Lionel Essrog Is On The Case

“Motherless Brooklyn” is a crime film reminiscent of the old private eye flicks that starred the likes of Humphrey Bogart and Robert Mitchum several decades ago.  Edward Norton not only stars in this as Lionel Essrog, the private eye with the rather distracting affliction known as Tourette syndrome, he also is the screenwriter and director.  This has been a passion project for the talented and compelling Norton for about twenty decades.  The film is based on a novel written by Jonathan Lethem.  Alex Baldwin, Bruce Willis, and Willem Dafoe are included in the cast.  The love interest for the awkward, hapless Lionel is played by an English actress named Gugu Mbatha-Raw.
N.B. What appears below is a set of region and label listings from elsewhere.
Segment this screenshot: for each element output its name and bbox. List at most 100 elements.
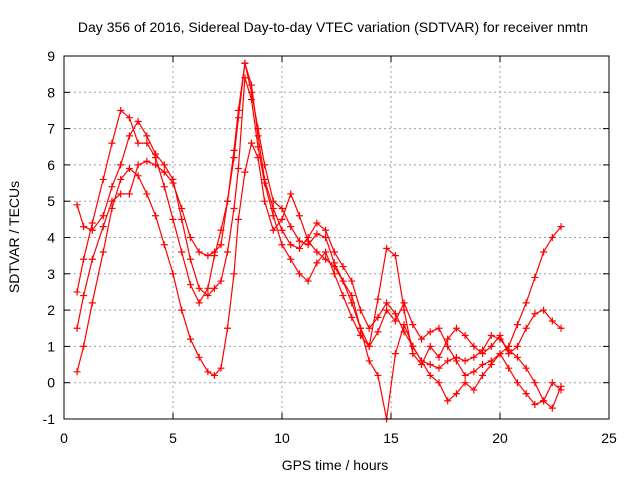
data-point	[230, 204, 238, 212]
y-tick-label: -1	[43, 411, 56, 427]
data-point	[217, 226, 225, 234]
data-point	[152, 212, 160, 220]
data-point	[435, 379, 443, 387]
data-point	[99, 212, 107, 220]
data-point	[234, 114, 242, 122]
data-point	[391, 252, 399, 260]
data-point	[548, 379, 556, 387]
data-point	[496, 350, 504, 358]
data-point	[287, 190, 295, 198]
data-point	[322, 248, 330, 256]
data-point	[80, 292, 88, 300]
data-point	[117, 175, 125, 183]
data-point	[73, 288, 81, 296]
data-point	[230, 270, 238, 278]
data-point	[217, 241, 225, 249]
data-point	[160, 241, 168, 249]
data-point	[304, 277, 312, 285]
data-point	[540, 248, 548, 256]
data-point	[224, 248, 231, 256]
data-point	[470, 386, 478, 394]
data-point	[383, 306, 391, 314]
x-axis-title: GPS time / hours	[282, 457, 389, 473]
data-point	[80, 342, 88, 350]
data-point	[505, 364, 513, 372]
y-tick-label: 2	[47, 302, 55, 318]
data-point	[461, 332, 469, 340]
data-point	[330, 270, 338, 278]
data-point	[278, 241, 286, 249]
data-point	[241, 168, 249, 176]
data-point	[330, 248, 338, 256]
data-point	[160, 161, 168, 169]
data-point	[365, 357, 373, 365]
chart-title: Day 356 of 2016, Sidereal Day-to-day VTE…	[78, 19, 588, 35]
data-point	[391, 350, 399, 358]
data-point	[418, 357, 426, 365]
data-point	[557, 382, 565, 390]
data-point	[73, 324, 81, 332]
data-point	[80, 255, 88, 263]
data-point	[295, 237, 303, 245]
data-point	[452, 353, 460, 361]
data-point	[295, 270, 303, 278]
series-track-2	[73, 59, 565, 369]
series-line	[76, 141, 562, 420]
data-point	[383, 244, 391, 252]
data-point	[195, 353, 203, 361]
data-point	[400, 328, 408, 336]
data-point	[513, 342, 521, 350]
data-point	[391, 310, 399, 318]
y-tick-label: 1	[47, 338, 55, 354]
data-point	[88, 219, 96, 227]
data-point	[186, 255, 194, 263]
data-point	[241, 59, 249, 67]
y-tick-label: 9	[47, 48, 55, 64]
data-point	[409, 350, 417, 358]
data-point	[143, 132, 151, 140]
data-point	[134, 117, 142, 125]
data-point	[88, 299, 96, 307]
data-point	[496, 335, 504, 343]
data-point	[99, 175, 107, 183]
data-point	[374, 371, 382, 379]
data-point	[134, 172, 142, 180]
data-point	[278, 226, 286, 234]
data-point	[339, 277, 347, 285]
x-tick-label: 10	[274, 430, 290, 446]
data-point	[134, 161, 142, 169]
data-point	[374, 328, 382, 336]
data-point	[531, 379, 539, 387]
data-point	[522, 390, 530, 398]
data-point	[531, 400, 539, 408]
data-point	[522, 299, 530, 307]
data-point	[487, 342, 495, 350]
data-point	[224, 324, 231, 332]
data-point	[322, 226, 330, 234]
data-point	[278, 215, 286, 223]
data-point	[339, 292, 347, 300]
data-point	[444, 397, 452, 405]
data-point	[178, 215, 186, 223]
data-point	[247, 139, 255, 147]
data-point	[444, 335, 452, 343]
x-tick-label: 5	[169, 430, 177, 446]
data-point	[88, 255, 96, 263]
data-point	[108, 197, 116, 205]
x-tick-label: 20	[492, 430, 508, 446]
data-point	[548, 317, 556, 325]
data-point	[365, 324, 373, 332]
data-point	[204, 368, 212, 376]
data-point	[461, 371, 469, 379]
series-track-4	[73, 59, 565, 412]
data-point	[374, 295, 382, 303]
data-point	[295, 244, 303, 252]
data-point	[117, 161, 125, 169]
data-point	[117, 190, 125, 198]
data-point	[186, 335, 194, 343]
data-point	[230, 154, 238, 162]
data-point	[186, 234, 194, 241]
Lionel is part of a team of investigators who work for a gumshoe named Frank Minna,  played by Willis,  Minna is murdered, and Lionel’s loyalty and obsessive nature doesn’t allow him to not balance the books on that.  He finds that Minna was working on something that led from the streets of Harlem to ivory towers of New York City’s considerable political power players.  Of course, the story is adapted to the 1950’s, so there are plenty of fedoras and trench coats.  The calmer side of Lionel’s troubled brain is able to help out with fairly interesting narration.

There is some exploration of racial and class unrest at the center of the mystery surrounding the death of Lionel’s mentor.

So, the movie is pretty good, but it isn’t without some missteps.  Norton is pretty compelling as the Tourette ridden private eye, but even his efforts doesn’t keep me from noticing that the film drags a little and gets a little too convoluted in its storytelling. Baldwin also is a pretty commanding force as a menacing city commissioner with more than his share of secrets.

I couldn’t really find fault with anyone’s performance, so that was helpful during some of the lulls in the plot.  The movie is longer than most, and it shows at times, however Lionel turns out to be quite a likable underdog even if the random outbursts and twitches takes some mental adjustment to watch.

I confess that I have a weakness for this genre of film, and I admire Norton’s talent in general as well, so it is fairly easy  for me to still enjoy this particular piece.  Even if “Motherless Brooklyn” doesn’t quite hit the mark as being a masterpiece, it ended up still being very much worth the time.